Haas and colleagues22
found that individuals with a history of MDD responded better to smoking cessation treatment that included a strong dose of CBT. Moreover, Hall and colleagues14
found that individuals with current depression responded better to smoking cessation treatment with motivational enhancement counseling sessions versus brief advice to quit. The current study also included a strong dose of CBT, and counseling attendance was a significant predictor of abstinence.11
Nevertheless, subjects with higher depression scores showed poorer smoking abstinence outcomes. Perhaps depression co-morbid with, drug or alcohol dependence is simply too strong to overcome.
As stated above, history of MDD or high BDI-ll scores were associated with more smoking (yrs, cig/day) and higher Fagerstrom nicotine dependence scores at baseline in the current study. Breslau and colleagues5
observed depression at baseline increased significantly the risk for daily smoking (OR 3.0) but did not decrease significantly smokers’ rate of quitting (OR 0.8). History of daily smoking at baseline increased significantly the risk for major depression (OR 1.9). Interestingly, this estimate was reduced when early conduct problems and prior alcohol use were controlled. It is unclear what the effect of other substances of abuse might have on this association. Indeed, substance abuse quantity and severity of dependence has been reported to be greater in smokers versus non-smokers,27,28,29
and more smoking is reported in comparisons of substance abusing versus non-abusing patients.30,31
This study also found an association between baseline BDI-II scores and nicotine withdrawal symptoms. The symptom overlap between nicotine withdrawal and depressive symptoms, including insomnia, anxiety, difficulty concentrating, somatic complaints, and changes in appetite may play a part in the strength of this association.
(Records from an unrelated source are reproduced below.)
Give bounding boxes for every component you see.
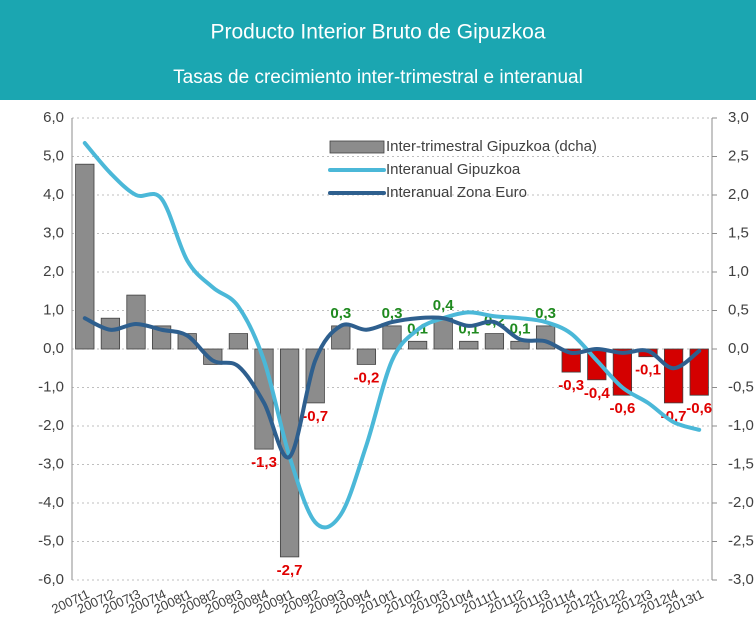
y-tick-label: -1,0 xyxy=(38,378,64,395)
y-tick-label: 0,0 xyxy=(43,340,64,357)
y-tick-label: -3,0 xyxy=(38,455,64,472)
line xyxy=(82,315,702,460)
y-tick-label: -5,0 xyxy=(38,532,64,549)
data-label: 0,4 xyxy=(433,297,455,314)
data-label: -0,6 xyxy=(609,400,635,417)
bar xyxy=(356,348,377,365)
legend-label: Interanual Zona Euro xyxy=(386,184,527,201)
y-tick-label: 4,0 xyxy=(43,186,64,203)
data-label: -0,7 xyxy=(302,408,328,425)
y2-tick-label: 1,5 xyxy=(728,224,749,241)
y-tick-label: 6,0 xyxy=(43,109,64,126)
bar xyxy=(407,340,428,350)
data-label: -0,4 xyxy=(584,385,611,402)
data-label: -2,7 xyxy=(277,562,303,579)
y2-tick-label: 2,5 xyxy=(728,147,749,164)
data-label: -0,7 xyxy=(661,408,687,425)
data-label: 0,3 xyxy=(382,305,403,322)
bar xyxy=(305,348,325,404)
chart-title: Producto Interior Bruto de Gipuzkoa xyxy=(210,21,545,44)
bar xyxy=(663,348,684,404)
y-tick-label: 1,0 xyxy=(43,301,64,318)
chart-subtitle: Tasas de crecimiento inter-trimestral e … xyxy=(173,67,583,88)
bar xyxy=(484,333,505,350)
y-tick-label: 2,0 xyxy=(43,263,64,280)
y2-tick-label: -2,5 xyxy=(728,532,754,549)
y2-tick-label: 2,0 xyxy=(728,186,749,203)
y2-tick-label: -2,0 xyxy=(728,494,754,511)
bar xyxy=(228,333,249,350)
legend-label: Interanual Gipuzkoa xyxy=(386,161,521,178)
data-label: -0,3 xyxy=(558,377,584,394)
line xyxy=(82,141,702,530)
bar xyxy=(75,163,95,350)
legend-swatch xyxy=(329,140,385,154)
y-tick-label: 3,0 xyxy=(43,224,64,241)
y2-tick-label: -1,5 xyxy=(728,455,754,472)
data-label: 0,3 xyxy=(330,305,351,322)
data-label: -1,3 xyxy=(251,454,277,471)
header-band xyxy=(0,0,756,100)
data-label: -0,6 xyxy=(686,400,712,417)
legend-label: Inter-trimestral Gipuzkoa (dcha) xyxy=(386,138,597,155)
y2-tick-label: -1,0 xyxy=(728,417,754,434)
y-tick-label: -4,0 xyxy=(38,494,64,511)
y-tick-label: -6,0 xyxy=(38,571,64,588)
y2-tick-label: 3,0 xyxy=(728,109,749,126)
y2-tick-label: 0,5 xyxy=(728,301,749,318)
y2-tick-label: -0,5 xyxy=(728,378,754,395)
data-label: -0,2 xyxy=(353,369,379,386)
y2-tick-label: 0,0 xyxy=(728,340,749,357)
bar xyxy=(459,340,479,350)
y2-tick-label: -3,0 xyxy=(728,571,754,588)
y2-tick-label: 1,0 xyxy=(728,263,749,280)
y-tick-label: -2,0 xyxy=(38,417,64,434)
y-tick-label: 5,0 xyxy=(43,147,64,164)
bar xyxy=(382,325,402,350)
bar xyxy=(433,317,453,350)
data-label: 0,1 xyxy=(510,320,531,337)
data-label: 0,3 xyxy=(535,305,556,322)
data-label: -0,1 xyxy=(635,362,661,379)
bar xyxy=(100,317,121,350)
As stated above, depressed mood has often been associated with worse substance abuse treatment outcomes.9,10
Interestingly the current study did not find a significant relationship between mood and substance use during study treatment. This may have been due that fact that this was a secondary analysis and the study was not powered to answer that specific research question. Also, the participants in this trial were enrolled in substance abuse treatment for at least a month prior to study enrollment, which may have allowed for a more stable substance abuse outcome.
This study found substance abusers with either a history of MDD or an elevated BDI-II at baseline to have an earlier onset of cigarette smoking as well as worse smoking cessation outcomes. It remains unclear, however, what effect specific treatment of depressive symptoms might have on smoking cessation outcomes in this sample. In the current study, there was no difference in BDI scores during, and at the end of treatment, between SC treatment and control groups. Hall and colleagues32
conducted a 2 (nortriptyline versus placebo) ×2 (cognitive-behavioral therapy versus a health education control) × 2 (history of MDD versus no MDD history) randomized trial in 199 treatment-seeking smokers. They found that nortriptyline improved dysphoric symptoms that occurred after smoking cessation and that it improved abstinence rates greater than placebo, independent of MDD history. Brown and colleagues33
reported similar findings with bupropion and cognitive behavioral therapy. It is unclear if either of these antidepressant pharmacotherapies would have a differential effect in depressed substance abusers interested in quitting smoking.